Spielzeit und Gruppe
Eine typische Quest dauert laut Hersteller 60 bis 90 Minuten. Mit jüngeren Kindern kann die Dauer jedoch deutlich kürzer ausfallen, vor allem, wenn komplexere Spielelemente wie Artefakte oder das Suchen nach Schätzen zunächst weggelassen werden. Beim ersten Abenteuer benötigten wir beispielsweise nur 20 Minuten, da wir uns auf das Erkunden und Kämpfen konzentrierten. Das genügt auch und ist machbar.
HeroQuest eignet sich auch für Familien, die gerne Schulfreund*innen einladen, da das Spiel wie oben beschrieben in ungeübten Gruppen schnell zugänglich ist. Es bietet eine Gelegenheit, Kinder spielerisch miteinander in Kontakt zu bringen, gerade in der dunklen Jahreszeit, wenn Aktivitäten im Freien weniger möglich sind. Darüber hinaus dient es als toller Einstieg ins Tabletop und Pen & Paper.
Pädagogischer Mehrwert
HeroQuest kann über reines Spielen hinaus gesehen werden: Die englische Sprachausgabe der App kann für Kinder eine Gelegenheit sein, neue Vokabeln zu lernen oder ihre Sprachfähigkeiten zu verbessern. Alternativ kann man den Ton ausschalten und die Texte auf Deutsch vorlesen lassen, was eine Übung im Vorlesen ist. Folgefragen in die Runde trainieren das Text-Verständnis wie bei einer Lektürearbeit in der Schule. Zusätzlich fördert das Spiel mathematisches Denken, da Würfelergebnisse addiert werden müssen. Aus eigener Erfahrung kann ich sagen, dass das Addieren von Schadenspunkten mein Kopfrechnen verbessert hat. Das ist kein Einzelfall, denn die wissenschaflichte Untersuchung von Spielen und Rollenspielen im Bereich der Game Studies hat in den letzten Jahrzehnten nachgewiesen, dass unterschiedliche Fertigkeiten durch analoge und digitale Spiele gefördert und gestärkt werden.
Gestaltung und Atmosphäre
Die Neuauflage von HeroQuest bleibt der ursprünglichen Version aus den 1980er-Jahren treu. Die Miniaturen sind detailliert und stabil, die Kartonage ist fest, und die Spielpläne sind hochwertig gedruckt. Die Plastikfiguren werden bereits ausgestanzt geliefert, sodass Ausschneiden und Entgräten entfallen – ein deutlicher Vorteil gegenüber manchen anderen Spielen.

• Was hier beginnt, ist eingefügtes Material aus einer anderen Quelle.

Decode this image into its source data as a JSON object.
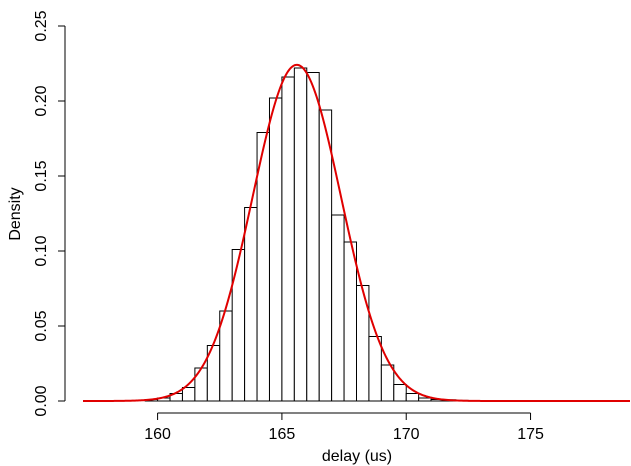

Die App trägt maßgeblich zur Atmosphäre bei: Sie bietet passende Hintergrundmusik und Soundeffekte, die während des Spiels für eine immersive Stimmung sorgen.
Visuelle Gestaltung
Die Gestaltung ist insgesamt klassisch gehalten, was für viele Eltern nostalgisch wirken dürfte. Allerdings zeigt sich hier auch ein Schwachpunkt: Von den vier spielbaren Charakteren ist nur einer weiblich. Dieser Mangel an Diversität wirkt in der heutigen Zeit veraltet und könnte vor allem für Mädchen, die sich stärker identifizieren möchten, enttäuschend sein. Dank der 3D Figuren und der Möbel fühlt man auch heute noch die damals bahnbrechende Wirkung, die HeroQuest hatte. Als erstes kommerzielles Brettspiel tauschte es Tokens und Marker gegen dreidimensionale Gegenstände und Figuren aus.
Erweiterte Immersion
Für Eltern, die das Spielerlebnis noch intensiver gestalten möchten, ergeben sich zahlreiche Möglichkeiten aus der Larp- oder P&P-Karriere. Die Kinder können ihre Charaktere selbst benennen und diese in eigene Geschichten einbinden. Für eine intensivere Spielerfahrung könnten Eltern sogar Hintergrundgeschichten für die Held*innen erzählen, sodass die Figuren lebendiger wirken. Eine einfache Ergänzung wäre, die Kinder dazu anzuregen, Szenen aus dem Spiel zu zeichnen oder sich eigene Geschichten auszudenken – ein Ansatz, der sowohl Kreativität als auch die Verbindung zum Spiel fördert.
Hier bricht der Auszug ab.